Genetic diseases that disrupt the central nervous system are often fatal. Among these are the autosomal dominant disorders caused by nucleotide repeat expansion. For example, Huntington's
Disease (HD) and spino-cerebellar ataxia (SCA) are caused by expansion of a tract of CAGs encoding glutamine. Treatments for these disorders are currently limited to symptomatic intervention. RNA
interference (RNAi) is a method for inhibiting target gene expression and provides a unique tool for therapy by attacking the fundamental problem directly.

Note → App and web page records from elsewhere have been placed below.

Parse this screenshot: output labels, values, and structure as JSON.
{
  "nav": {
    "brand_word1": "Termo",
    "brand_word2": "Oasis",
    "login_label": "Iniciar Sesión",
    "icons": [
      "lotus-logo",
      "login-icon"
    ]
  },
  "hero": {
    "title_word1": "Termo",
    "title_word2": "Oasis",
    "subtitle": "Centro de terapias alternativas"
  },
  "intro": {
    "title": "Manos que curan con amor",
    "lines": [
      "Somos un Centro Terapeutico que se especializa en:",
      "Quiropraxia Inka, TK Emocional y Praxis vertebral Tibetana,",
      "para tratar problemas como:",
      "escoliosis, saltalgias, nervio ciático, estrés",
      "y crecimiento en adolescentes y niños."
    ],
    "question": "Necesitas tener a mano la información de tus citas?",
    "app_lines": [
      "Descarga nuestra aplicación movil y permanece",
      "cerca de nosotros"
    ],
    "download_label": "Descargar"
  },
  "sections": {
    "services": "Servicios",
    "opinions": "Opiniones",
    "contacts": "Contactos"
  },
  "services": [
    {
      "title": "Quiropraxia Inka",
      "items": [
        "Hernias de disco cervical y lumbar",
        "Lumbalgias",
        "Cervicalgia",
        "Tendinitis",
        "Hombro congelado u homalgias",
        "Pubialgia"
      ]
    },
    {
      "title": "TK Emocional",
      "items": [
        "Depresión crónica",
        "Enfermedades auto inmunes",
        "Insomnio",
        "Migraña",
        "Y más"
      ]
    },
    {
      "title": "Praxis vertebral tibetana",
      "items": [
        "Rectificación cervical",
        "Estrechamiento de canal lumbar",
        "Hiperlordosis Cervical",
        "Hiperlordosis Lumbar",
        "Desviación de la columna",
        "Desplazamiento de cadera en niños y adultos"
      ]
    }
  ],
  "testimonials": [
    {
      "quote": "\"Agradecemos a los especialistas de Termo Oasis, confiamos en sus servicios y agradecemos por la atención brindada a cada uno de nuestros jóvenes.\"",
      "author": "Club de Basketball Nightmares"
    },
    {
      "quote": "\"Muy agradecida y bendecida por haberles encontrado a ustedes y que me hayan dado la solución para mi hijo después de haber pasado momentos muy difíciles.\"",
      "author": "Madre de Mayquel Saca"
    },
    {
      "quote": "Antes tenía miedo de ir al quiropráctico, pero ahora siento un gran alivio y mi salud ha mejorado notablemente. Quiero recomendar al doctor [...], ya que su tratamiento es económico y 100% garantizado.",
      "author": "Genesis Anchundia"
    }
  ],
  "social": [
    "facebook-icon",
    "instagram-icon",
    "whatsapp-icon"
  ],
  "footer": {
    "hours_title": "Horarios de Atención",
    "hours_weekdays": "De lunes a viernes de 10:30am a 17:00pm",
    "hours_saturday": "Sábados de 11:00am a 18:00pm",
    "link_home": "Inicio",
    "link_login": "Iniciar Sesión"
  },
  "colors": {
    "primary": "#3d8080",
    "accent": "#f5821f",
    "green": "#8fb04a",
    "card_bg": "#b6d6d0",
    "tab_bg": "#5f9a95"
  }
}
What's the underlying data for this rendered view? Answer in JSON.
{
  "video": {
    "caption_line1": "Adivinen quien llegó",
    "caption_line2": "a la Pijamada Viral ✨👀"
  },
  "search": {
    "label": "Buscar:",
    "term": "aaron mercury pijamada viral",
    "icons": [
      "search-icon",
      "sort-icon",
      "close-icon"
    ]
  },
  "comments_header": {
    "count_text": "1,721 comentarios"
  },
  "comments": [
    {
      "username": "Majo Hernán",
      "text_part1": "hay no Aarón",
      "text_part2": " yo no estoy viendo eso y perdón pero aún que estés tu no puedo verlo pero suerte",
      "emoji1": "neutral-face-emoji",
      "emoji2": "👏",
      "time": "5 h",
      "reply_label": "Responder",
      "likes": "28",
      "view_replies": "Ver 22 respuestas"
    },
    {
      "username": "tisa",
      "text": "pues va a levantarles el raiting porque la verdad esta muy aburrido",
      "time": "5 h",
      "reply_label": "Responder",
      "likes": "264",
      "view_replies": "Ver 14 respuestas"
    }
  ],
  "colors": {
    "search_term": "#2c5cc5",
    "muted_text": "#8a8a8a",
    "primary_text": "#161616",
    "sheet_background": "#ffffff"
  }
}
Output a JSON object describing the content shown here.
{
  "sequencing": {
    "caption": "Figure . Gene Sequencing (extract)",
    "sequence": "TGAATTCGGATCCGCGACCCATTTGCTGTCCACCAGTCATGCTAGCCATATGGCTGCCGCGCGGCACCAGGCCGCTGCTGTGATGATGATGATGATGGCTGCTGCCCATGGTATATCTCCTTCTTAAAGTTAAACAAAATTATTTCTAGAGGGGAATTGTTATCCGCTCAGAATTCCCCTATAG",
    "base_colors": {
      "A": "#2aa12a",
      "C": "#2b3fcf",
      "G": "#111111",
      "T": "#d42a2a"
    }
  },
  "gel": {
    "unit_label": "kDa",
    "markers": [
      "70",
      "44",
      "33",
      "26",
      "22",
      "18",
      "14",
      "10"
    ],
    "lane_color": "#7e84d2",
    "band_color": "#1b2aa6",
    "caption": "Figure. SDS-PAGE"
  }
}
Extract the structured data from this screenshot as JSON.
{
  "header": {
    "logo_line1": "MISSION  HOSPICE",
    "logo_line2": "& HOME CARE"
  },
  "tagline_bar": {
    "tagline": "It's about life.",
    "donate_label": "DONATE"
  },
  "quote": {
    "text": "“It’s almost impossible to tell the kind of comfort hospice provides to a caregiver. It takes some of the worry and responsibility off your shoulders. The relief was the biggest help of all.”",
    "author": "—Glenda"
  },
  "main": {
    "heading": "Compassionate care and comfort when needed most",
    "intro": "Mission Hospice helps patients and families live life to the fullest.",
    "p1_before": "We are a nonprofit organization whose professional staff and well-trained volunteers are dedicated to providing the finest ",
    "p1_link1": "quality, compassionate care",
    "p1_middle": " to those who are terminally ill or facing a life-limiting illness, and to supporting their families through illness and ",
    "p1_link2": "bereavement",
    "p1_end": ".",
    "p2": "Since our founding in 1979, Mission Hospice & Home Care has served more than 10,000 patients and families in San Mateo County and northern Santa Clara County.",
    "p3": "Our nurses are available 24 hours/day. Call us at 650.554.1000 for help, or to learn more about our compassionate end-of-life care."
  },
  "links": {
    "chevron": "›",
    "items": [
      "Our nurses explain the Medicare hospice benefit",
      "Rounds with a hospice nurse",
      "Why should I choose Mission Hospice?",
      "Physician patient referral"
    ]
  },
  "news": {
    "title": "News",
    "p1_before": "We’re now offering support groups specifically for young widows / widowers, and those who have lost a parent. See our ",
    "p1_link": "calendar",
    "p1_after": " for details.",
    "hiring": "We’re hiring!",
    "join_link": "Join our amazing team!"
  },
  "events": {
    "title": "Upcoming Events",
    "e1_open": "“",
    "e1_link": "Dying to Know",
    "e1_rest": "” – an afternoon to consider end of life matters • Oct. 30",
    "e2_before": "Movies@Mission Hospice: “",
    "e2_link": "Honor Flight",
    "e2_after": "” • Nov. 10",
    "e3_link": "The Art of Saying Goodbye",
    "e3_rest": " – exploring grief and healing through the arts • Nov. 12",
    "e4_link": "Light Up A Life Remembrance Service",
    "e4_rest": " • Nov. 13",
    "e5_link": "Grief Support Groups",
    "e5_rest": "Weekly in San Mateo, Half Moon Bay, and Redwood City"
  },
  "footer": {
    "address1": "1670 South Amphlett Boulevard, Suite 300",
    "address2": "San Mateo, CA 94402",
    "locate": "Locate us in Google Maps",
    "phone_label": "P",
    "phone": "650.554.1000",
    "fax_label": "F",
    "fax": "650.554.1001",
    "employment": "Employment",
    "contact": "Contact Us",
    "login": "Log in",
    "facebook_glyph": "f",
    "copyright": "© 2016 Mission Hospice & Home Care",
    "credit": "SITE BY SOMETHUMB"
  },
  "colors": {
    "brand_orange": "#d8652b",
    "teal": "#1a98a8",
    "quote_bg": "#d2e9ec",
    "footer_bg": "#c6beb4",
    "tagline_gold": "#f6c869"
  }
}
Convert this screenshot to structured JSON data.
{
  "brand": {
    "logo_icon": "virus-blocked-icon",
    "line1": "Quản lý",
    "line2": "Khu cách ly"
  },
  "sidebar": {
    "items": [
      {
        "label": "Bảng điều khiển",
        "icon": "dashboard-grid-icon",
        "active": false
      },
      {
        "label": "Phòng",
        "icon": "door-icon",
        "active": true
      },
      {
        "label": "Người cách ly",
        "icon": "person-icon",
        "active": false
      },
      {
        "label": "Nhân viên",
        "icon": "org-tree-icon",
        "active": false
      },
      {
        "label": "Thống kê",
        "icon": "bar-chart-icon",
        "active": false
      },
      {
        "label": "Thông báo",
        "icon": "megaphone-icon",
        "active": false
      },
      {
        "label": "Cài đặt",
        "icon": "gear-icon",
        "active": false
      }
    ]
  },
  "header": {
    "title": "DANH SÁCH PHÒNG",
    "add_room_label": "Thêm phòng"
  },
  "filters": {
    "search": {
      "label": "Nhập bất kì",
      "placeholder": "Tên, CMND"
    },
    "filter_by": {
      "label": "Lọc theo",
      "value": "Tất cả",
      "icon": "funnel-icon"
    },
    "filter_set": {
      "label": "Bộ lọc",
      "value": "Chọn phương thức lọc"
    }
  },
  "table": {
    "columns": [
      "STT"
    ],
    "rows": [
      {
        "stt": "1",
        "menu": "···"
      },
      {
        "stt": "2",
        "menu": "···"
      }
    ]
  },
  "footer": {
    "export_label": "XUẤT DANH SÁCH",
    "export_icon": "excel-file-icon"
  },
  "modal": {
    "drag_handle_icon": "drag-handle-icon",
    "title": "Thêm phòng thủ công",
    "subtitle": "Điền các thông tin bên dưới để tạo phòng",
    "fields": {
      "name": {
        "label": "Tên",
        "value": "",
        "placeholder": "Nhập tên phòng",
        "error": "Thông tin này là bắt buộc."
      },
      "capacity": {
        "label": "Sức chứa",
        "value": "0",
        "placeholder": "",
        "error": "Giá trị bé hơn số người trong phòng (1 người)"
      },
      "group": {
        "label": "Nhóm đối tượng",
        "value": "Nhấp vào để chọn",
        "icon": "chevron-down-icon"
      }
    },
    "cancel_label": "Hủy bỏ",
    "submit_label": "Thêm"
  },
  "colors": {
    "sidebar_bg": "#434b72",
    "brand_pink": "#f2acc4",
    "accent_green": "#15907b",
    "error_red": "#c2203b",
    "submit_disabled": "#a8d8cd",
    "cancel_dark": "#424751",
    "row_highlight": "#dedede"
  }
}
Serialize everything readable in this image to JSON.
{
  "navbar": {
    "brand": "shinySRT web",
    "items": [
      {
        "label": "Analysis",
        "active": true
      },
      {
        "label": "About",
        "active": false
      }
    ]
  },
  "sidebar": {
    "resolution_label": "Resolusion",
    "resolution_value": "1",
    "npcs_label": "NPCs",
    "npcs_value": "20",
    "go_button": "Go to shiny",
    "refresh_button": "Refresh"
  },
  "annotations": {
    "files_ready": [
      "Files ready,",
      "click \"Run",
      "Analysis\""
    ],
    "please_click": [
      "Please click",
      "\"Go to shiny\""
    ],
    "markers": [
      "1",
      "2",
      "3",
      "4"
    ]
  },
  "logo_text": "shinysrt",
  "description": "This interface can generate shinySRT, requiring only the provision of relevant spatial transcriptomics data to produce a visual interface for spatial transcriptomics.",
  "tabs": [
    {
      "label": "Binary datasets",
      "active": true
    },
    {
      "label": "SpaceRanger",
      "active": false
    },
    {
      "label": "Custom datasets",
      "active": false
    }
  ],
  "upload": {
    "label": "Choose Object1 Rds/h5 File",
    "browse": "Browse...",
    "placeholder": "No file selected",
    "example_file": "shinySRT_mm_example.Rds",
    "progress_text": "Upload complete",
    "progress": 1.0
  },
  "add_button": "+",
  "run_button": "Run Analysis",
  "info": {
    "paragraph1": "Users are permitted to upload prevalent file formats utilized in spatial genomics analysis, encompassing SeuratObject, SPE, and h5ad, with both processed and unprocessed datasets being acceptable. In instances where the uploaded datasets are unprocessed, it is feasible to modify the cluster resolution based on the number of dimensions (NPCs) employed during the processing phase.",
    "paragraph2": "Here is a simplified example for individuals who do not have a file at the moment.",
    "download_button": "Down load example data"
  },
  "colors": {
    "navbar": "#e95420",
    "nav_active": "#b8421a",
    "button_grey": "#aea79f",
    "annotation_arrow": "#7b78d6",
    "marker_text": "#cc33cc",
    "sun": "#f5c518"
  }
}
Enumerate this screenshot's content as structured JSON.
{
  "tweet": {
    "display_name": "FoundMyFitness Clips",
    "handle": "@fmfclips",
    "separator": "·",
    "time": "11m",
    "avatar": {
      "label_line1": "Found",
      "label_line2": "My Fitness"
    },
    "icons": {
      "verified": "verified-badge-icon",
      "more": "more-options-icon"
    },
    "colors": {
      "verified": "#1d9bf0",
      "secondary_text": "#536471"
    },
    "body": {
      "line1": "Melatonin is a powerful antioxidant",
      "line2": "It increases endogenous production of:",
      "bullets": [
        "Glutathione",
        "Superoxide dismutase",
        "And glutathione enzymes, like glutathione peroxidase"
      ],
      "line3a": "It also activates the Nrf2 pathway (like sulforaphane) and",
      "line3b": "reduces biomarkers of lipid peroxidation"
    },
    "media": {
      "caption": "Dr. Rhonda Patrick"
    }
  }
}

In our laboratory, we have tested RNAi strategies for HD, SCA1, SCA6 and SCA7 by creating short hairpin RNAs (shRNAs) or artificial microRNAs (miRNAs) targeting the mRNA encoded by the disease causing gene. Our laboratory uses adeno-associated virus (AAV) as a vehicle to deliver the RNAi into the brain to be expressed in individual cells. We have tested the effectiveness of these RNAi therapies in reducing transcripts in vitro in various cell lines and in vivo in life models of the human diseases. We have also shown improvements in the symptoms in life model systems for SCA1 and HD.
We are currently looking at ways to improve on the design, delivery, expression, and efficacy of these interfering RNAs in vivo.